AI and ML-aided planning and forecasting
The true power of ML is its ability to find patterns and relationships between events and actions by processing enormous amounts of data and analysing dozens of variables. In the context of project management, the data and variables used by ML can include: who is working on a project, their past performance history, how quickly tasks are being closed, who is the manager, along with the history of similar projects and the project message history.
After processing and analysing all of this data (ideally at least 6-8 months’ worth), the ML-powered solution can inform the Project Manager of the most likely project end date and its confidence in this prediction. Even just having a range of several days in which a Project Manager can expect a project to be completed is hugely beneficial.
They can see early on if there is a high probability of missing their initially planned deadline, allowing them to take corrective actions and potentially save their organisation thousands of pounds in contractual obligations, overtime payments, and unhappy clients.
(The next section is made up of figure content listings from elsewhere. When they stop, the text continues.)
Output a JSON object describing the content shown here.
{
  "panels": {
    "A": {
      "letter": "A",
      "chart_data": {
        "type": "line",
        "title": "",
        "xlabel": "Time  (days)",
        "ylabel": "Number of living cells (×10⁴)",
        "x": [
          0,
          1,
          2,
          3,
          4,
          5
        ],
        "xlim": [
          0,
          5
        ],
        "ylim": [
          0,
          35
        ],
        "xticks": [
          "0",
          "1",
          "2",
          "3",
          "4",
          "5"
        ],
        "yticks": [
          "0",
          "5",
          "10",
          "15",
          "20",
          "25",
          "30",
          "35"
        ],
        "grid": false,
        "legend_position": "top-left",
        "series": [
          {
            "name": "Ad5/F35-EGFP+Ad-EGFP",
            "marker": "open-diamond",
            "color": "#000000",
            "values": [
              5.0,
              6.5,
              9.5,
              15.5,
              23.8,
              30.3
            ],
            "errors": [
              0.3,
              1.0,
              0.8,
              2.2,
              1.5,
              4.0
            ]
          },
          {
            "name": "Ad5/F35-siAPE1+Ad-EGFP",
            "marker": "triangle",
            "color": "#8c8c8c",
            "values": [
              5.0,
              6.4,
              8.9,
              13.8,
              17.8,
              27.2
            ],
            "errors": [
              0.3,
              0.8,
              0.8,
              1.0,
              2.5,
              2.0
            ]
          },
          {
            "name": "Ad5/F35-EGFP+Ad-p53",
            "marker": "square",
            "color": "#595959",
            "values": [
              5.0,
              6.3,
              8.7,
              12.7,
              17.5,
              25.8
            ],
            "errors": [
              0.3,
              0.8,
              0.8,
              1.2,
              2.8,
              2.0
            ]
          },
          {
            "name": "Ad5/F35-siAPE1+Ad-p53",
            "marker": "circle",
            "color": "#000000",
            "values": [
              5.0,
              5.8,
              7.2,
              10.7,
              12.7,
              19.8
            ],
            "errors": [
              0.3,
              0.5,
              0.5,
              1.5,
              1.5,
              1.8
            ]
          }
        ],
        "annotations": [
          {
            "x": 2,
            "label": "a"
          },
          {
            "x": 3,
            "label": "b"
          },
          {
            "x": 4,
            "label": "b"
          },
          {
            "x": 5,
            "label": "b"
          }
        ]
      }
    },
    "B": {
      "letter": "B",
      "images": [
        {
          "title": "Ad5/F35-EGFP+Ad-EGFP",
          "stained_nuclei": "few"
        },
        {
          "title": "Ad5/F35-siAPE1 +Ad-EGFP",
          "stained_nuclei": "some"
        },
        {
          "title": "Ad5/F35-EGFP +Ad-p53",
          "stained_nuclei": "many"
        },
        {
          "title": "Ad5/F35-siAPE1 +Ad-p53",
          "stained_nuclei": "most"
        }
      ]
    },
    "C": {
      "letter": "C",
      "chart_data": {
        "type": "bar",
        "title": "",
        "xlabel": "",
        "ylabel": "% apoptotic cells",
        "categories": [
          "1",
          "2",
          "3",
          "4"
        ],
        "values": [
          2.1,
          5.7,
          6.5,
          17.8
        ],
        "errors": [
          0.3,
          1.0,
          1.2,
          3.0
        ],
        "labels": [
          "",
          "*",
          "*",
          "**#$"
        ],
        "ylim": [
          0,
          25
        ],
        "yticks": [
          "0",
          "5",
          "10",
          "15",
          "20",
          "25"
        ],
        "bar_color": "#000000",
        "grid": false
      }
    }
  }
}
AI can also help teams avoid snowballing problems by identifying bottlenecks within processes, bringing these to the attention of Project Managers, who can then act on them to avoid serious delays down the line.
For example, the technology may show the Project Manager that during the legal approval stage in April there’s usually a high chance of a delay, meaning it’s better to initiate the legal review earlier to minimise risk and avoid overall project delay.
AI systems can also help Project Managers in their decision-making by clearing through the abundance of data and showing them trends that could be critical to the organisation, but are hard for humans to identify on their own. The same can be done with resource engagement: AI can indicate to Project Managers at which stages of the project they are likely to need to scale up or down their resources, again allowing for optimised planning.
In addition, Machine Learning has the power to help Project Managers ensure that they have the right people working on their projects. Getting the best team for the job at hand is crucial to making sure projects remain on track and are executed successfully. Here, ML can again delve into the history of past projects to figure out who is best for what role based on the success of past tasks that they worked on.
AI for improved efficiency
A significant amount of the work that Project Managers do is routine checking on the status of tasks, be it by email, phone, or in-person, or even arranging meetings themselves. Small tasks like these add up to a huge amount of the Project Manager’s time, taking it away from higher-value activities like team management and leadership, or strategic planning.
Luckily, AI solutions exist that can automate these tasks. For example, an AI-powered chatbot can act on the Project Manager’s behalf, and contact each team member to confirm the status of tasks and ask about any potential problems.
The use of these systems not only saves team members’ time, but it also eliminates human error and helps to ensure no stone is left unturned on the status of tasks and possible problems.
Not only this, but intelligent bots are also able to automate duties such as project documentation and quality check activities. Again, this removes the potential for human error, and drastically cuts costs and time spent on low-level administrative tasks.
Far from automating away the crucial roles of managers and their team members, AI and ML are here to give them invaluable predictive capabilities, and take off their hands tasks that don’t require skilled attention.
And with the rapid rise of AI and ML across countless industries and organisations, Project Managers that don’t want to get left behind have no reason not to integrate these technologies to improve productivity and efficiency across the board.
Vadim Katcherovski is CEO of Easy Projects.